Une page d'amour

Une page d'amour (paragraphe n°2405)

Partie : Partie 5, chapitre V

Pourtant, ses souvenirs redescendaient les jours. Elle avait vécu dans une stupeur, à Marseille. Un matin, en passant rue des Petites-Maries, elle s'était mise à sangloter devant la maison de son enfance. C'était la dernière fois qu'elle avait pleuré. Monsieur Rambaud venait souvent ; elle le sentait autour d'elle comme une protection. Il n'exigeait rien, il n'ouvrait jamais son cœur. Vers l'automne, elle l'avait vu entrer un soir, les yeux rouges, brisé par un grand chagrin : son frère, l'abbé Jouve, était mort. A son tour, elle l'avait consolé. Ensuite, elle ne se rappelait plus nettement. L'abbé semblait sans cesse derrière eux, elle cédait à la résignation dont il l'enveloppait. Puisqu'il voulait encore cette chose, elle netrouvait pas de raison pour refuser. Cela lui paraissait très sage.

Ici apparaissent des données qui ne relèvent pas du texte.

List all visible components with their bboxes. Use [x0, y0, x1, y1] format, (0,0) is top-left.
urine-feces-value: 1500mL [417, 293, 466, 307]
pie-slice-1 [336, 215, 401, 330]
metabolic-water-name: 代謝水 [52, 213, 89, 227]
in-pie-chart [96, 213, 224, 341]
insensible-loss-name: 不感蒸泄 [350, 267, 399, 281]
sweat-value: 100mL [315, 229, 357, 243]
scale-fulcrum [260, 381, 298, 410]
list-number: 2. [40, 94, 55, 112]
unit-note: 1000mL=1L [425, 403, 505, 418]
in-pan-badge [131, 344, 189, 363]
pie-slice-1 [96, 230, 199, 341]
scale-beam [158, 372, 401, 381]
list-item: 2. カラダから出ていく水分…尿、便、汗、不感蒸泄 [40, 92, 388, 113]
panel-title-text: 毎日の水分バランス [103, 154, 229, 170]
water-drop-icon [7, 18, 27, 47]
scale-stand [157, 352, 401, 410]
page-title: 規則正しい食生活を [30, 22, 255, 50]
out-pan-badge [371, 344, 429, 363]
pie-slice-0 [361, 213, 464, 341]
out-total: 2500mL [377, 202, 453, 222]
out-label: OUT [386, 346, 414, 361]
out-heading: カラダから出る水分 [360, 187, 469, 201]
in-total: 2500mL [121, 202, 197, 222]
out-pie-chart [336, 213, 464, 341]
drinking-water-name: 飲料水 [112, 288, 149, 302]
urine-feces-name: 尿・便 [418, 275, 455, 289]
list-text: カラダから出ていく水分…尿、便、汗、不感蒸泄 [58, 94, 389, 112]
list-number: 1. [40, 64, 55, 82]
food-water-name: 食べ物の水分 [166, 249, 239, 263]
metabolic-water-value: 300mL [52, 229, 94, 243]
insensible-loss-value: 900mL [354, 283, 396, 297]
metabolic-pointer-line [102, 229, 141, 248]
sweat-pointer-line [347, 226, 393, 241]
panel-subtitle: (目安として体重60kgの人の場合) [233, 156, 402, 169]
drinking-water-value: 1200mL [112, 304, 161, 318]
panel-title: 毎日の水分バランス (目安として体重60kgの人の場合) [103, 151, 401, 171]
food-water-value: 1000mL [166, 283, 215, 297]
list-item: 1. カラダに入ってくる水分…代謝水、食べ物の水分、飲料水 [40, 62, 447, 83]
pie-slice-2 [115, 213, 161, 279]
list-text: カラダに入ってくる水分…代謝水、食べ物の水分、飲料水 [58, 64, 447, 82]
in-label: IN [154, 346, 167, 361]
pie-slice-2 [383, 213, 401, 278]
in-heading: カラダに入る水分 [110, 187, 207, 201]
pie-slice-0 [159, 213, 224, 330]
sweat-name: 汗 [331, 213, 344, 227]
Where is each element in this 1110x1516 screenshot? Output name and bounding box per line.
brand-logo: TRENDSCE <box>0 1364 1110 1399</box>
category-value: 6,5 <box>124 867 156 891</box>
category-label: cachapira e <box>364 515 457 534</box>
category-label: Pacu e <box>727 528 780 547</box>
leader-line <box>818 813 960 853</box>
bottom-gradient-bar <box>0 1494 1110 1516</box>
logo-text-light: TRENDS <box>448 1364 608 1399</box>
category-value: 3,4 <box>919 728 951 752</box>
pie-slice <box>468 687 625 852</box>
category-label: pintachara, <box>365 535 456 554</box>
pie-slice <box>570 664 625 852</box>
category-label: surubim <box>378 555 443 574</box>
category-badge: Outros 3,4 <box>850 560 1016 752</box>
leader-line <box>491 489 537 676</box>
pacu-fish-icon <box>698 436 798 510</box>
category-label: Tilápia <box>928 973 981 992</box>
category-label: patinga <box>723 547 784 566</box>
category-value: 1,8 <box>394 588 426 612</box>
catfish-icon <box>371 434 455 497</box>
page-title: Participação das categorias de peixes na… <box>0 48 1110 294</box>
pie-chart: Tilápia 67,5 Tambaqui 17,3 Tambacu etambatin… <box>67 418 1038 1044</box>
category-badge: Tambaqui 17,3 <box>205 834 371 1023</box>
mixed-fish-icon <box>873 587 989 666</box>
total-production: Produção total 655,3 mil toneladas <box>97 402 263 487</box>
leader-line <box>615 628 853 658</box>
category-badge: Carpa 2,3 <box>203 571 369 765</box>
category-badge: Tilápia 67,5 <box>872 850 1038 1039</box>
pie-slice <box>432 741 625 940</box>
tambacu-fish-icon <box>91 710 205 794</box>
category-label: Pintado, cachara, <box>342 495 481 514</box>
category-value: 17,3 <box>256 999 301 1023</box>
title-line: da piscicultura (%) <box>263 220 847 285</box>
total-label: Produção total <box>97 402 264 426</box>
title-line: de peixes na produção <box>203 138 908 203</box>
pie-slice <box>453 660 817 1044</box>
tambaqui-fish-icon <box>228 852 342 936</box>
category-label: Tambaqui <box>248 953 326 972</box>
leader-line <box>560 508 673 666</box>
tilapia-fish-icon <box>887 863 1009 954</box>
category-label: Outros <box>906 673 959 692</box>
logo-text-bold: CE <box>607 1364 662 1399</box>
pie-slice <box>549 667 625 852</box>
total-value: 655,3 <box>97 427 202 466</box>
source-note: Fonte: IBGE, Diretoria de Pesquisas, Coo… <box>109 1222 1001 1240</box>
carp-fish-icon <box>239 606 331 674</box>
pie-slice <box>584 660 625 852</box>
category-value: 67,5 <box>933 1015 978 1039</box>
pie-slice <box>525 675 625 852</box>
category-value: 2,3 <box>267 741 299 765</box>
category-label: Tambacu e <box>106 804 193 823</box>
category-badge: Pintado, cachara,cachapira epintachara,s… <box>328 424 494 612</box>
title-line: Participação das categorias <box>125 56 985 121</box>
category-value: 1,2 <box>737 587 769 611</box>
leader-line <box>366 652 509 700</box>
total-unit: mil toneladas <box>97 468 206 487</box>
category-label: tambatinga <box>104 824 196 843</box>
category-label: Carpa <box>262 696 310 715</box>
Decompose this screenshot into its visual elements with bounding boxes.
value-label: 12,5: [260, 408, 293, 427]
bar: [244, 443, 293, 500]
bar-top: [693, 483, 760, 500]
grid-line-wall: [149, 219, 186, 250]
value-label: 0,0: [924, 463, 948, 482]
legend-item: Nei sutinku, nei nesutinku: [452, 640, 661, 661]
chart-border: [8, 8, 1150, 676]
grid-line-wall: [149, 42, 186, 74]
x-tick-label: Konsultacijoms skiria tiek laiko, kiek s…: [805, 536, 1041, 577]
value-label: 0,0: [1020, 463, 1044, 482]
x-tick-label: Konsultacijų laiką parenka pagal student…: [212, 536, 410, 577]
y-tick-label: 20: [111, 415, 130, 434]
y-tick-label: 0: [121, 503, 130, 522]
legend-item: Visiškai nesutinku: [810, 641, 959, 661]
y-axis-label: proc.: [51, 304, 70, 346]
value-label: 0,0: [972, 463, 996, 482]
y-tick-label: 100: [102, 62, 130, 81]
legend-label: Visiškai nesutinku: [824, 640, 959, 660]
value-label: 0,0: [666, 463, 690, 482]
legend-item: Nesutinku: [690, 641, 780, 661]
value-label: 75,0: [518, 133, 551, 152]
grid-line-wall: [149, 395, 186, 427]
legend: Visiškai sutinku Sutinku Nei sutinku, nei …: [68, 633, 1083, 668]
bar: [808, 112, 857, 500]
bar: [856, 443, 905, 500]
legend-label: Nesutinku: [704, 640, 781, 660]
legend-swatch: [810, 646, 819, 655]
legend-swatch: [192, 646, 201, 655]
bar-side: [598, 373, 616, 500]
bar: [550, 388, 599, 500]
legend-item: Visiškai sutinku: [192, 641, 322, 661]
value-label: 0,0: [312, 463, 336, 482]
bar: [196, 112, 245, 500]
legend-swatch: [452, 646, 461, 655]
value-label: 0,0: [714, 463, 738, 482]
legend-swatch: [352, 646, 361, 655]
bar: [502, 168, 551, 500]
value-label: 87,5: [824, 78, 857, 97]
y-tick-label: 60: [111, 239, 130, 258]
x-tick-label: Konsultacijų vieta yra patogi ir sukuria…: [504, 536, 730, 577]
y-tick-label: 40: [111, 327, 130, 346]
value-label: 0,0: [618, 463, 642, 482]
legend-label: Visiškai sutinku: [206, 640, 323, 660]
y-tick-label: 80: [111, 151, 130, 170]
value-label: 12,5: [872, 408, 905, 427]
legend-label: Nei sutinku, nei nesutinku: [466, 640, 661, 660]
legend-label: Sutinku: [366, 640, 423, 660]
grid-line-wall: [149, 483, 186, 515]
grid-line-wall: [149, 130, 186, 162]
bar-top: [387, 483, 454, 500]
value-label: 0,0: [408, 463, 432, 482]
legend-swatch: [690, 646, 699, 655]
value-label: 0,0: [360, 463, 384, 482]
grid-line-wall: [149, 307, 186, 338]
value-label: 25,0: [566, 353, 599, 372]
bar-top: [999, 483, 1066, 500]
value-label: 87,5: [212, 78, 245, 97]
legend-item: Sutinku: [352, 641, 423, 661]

D'elle-même, comme son deuil prenait fin, elle avait réglé posément les détails avec monsieur Rambaud. Les mains de son vieil ami tremblaient de tendresse éperdue. Comme elle voudrait, il l'attendait depuis des mois, un signe lui suffisait. Ils s'étaient mariés en noir. Le soir des noces, lui aussi avait baisé ses pieds nus, ses beaux pieds de statue qui redevenaient de marbre. Et la vie se déroulait de nouveau.